One emerging application of PDT is the palliative treatment of non-resectable cholangiocellular carcinomas (CCC) (Kiesslich et al., 2009). It is applied in patients with non-resectable carcinomas of the bile duct to regain biliary drainage and additionally reduce tumor size. Photosensitizers like porfimer sodium (Photofrin^®) and 5,10,15,20-tetrakis(m-hydroxyphenyl) chlorin (mTHPC, Foscan^®) can be used for this application and have been tested in several studies (Kniebühler et al., 2013, Lee et al., 2013). A study with low doses of the second-generation photosensitizer mTHPC demonstrated an improved standard PDT of CCC with a decrease of side effects and a good outcome (Kniebühler et al., 2013). In order to maximize the therapeutic effect, it is desirable to accumulate more photosensitizer in tumor tissue than in healthy tissue (Kiesslich et al., 2010). For this intention, nanoparticulate formulations can be used to passively target the tumor via the enhanced permeability and retention (EPR) effect, which is caused by the leaky vascularization and the lack of lymphatic drainage in tumor tissue (Brannon-Peppas and Blanchette, 2004).

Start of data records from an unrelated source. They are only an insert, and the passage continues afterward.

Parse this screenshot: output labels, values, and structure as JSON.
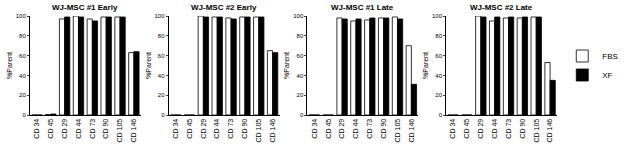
{
  "chart_data": [
    {
      "type": "bar",
      "title": "WJ-MSC #1 Early",
      "y_label": "%Parent",
      "categories": [
        "CD 34",
        "CD 45",
        "CD 29",
        "CD 44",
        "CD 73",
        "CD 90",
        "CD 105",
        "CD 146"
      ],
      "series": [
        {
          "name": "FBS",
          "color": "#ffffff",
          "values": [
            0,
            0.5,
            97,
            100,
            97,
            99,
            99,
            63
          ]
        },
        {
          "name": "XF",
          "color": "#000000",
          "values": [
            0,
            1,
            99,
            99,
            95,
            99,
            99,
            64
          ]
        }
      ],
      "ylim": [
        0,
        100
      ],
      "yticks": [
        0,
        20,
        40,
        60,
        80,
        100
      ],
      "grid": false
    },
    {
      "type": "bar",
      "title": "WJ-MSC #2 Early",
      "y_label": "%Parent",
      "categories": [
        "CD 34",
        "CD 45",
        "CD 29",
        "CD 44",
        "CD 73",
        "CD 90",
        "CD 105",
        "CD 146"
      ],
      "series": [
        {
          "name": "FBS",
          "color": "#ffffff",
          "values": [
            0,
            0,
            100,
            99,
            98,
            99,
            99,
            65
          ]
        },
        {
          "name": "XF",
          "color": "#000000",
          "values": [
            0,
            0,
            99,
            99,
            97,
            99,
            99,
            63
          ]
        }
      ],
      "ylim": [
        0,
        100
      ],
      "yticks": [
        0,
        20,
        40,
        60,
        80,
        100
      ],
      "grid": false
    },
    {
      "type": "bar",
      "title": "WJ-MSC #1 Late",
      "y_label": "%Parent",
      "categories": [
        "CD 34",
        "CD 45",
        "CD 29",
        "CD 44",
        "CD 73",
        "CD 90",
        "CD 105",
        "CD 146"
      ],
      "series": [
        {
          "name": "FBS",
          "color": "#ffffff",
          "values": [
            0,
            0,
            98,
            95,
            96,
            98,
            99,
            70
          ]
        },
        {
          "name": "XF",
          "color": "#000000",
          "values": [
            0,
            0,
            97,
            97,
            98,
            98,
            97,
            31
          ]
        }
      ],
      "ylim": [
        0,
        100
      ],
      "yticks": [
        0,
        20,
        40,
        60,
        80,
        100
      ],
      "grid": false
    },
    {
      "type": "bar",
      "title": "WJ-MSC #2 Late",
      "y_label": "%Parent",
      "categories": [
        "CD 34",
        "CD 45",
        "CD 29",
        "CD 44",
        "CD 73",
        "CD 90",
        "CD 105",
        "CD 146"
      ],
      "series": [
        {
          "name": "FBS",
          "color": "#ffffff",
          "values": [
            0,
            0,
            100,
            95,
            98,
            98,
            99,
            53
          ]
        },
        {
          "name": "XF",
          "color": "#000000",
          "values": [
            0,
            0,
            99,
            99,
            99,
            99,
            99,
            35
          ]
        }
      ],
      "ylim": [
        0,
        100
      ],
      "yticks": [
        0,
        20,
        40,
        60,
        80,
        100
      ],
      "grid": false,
      "legend": "right"
    }
  ]
}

In the present study the in vitro behavior of photosensitizer-loaded NP based on the aforementioned polymers in comparison to the free drug was evaluated in human cholangiocarcinoma cell lines using the photosensitizer 5,10,15,20-tetrakis(m-hydroxyphenyl) porphyrin (mTHPP) as a porphyrin equivalent for the approved drug mTHPC. During drug carrier development no loss of mTHPP activity was favored while the substance was embedded into different nanoparticulate carriers.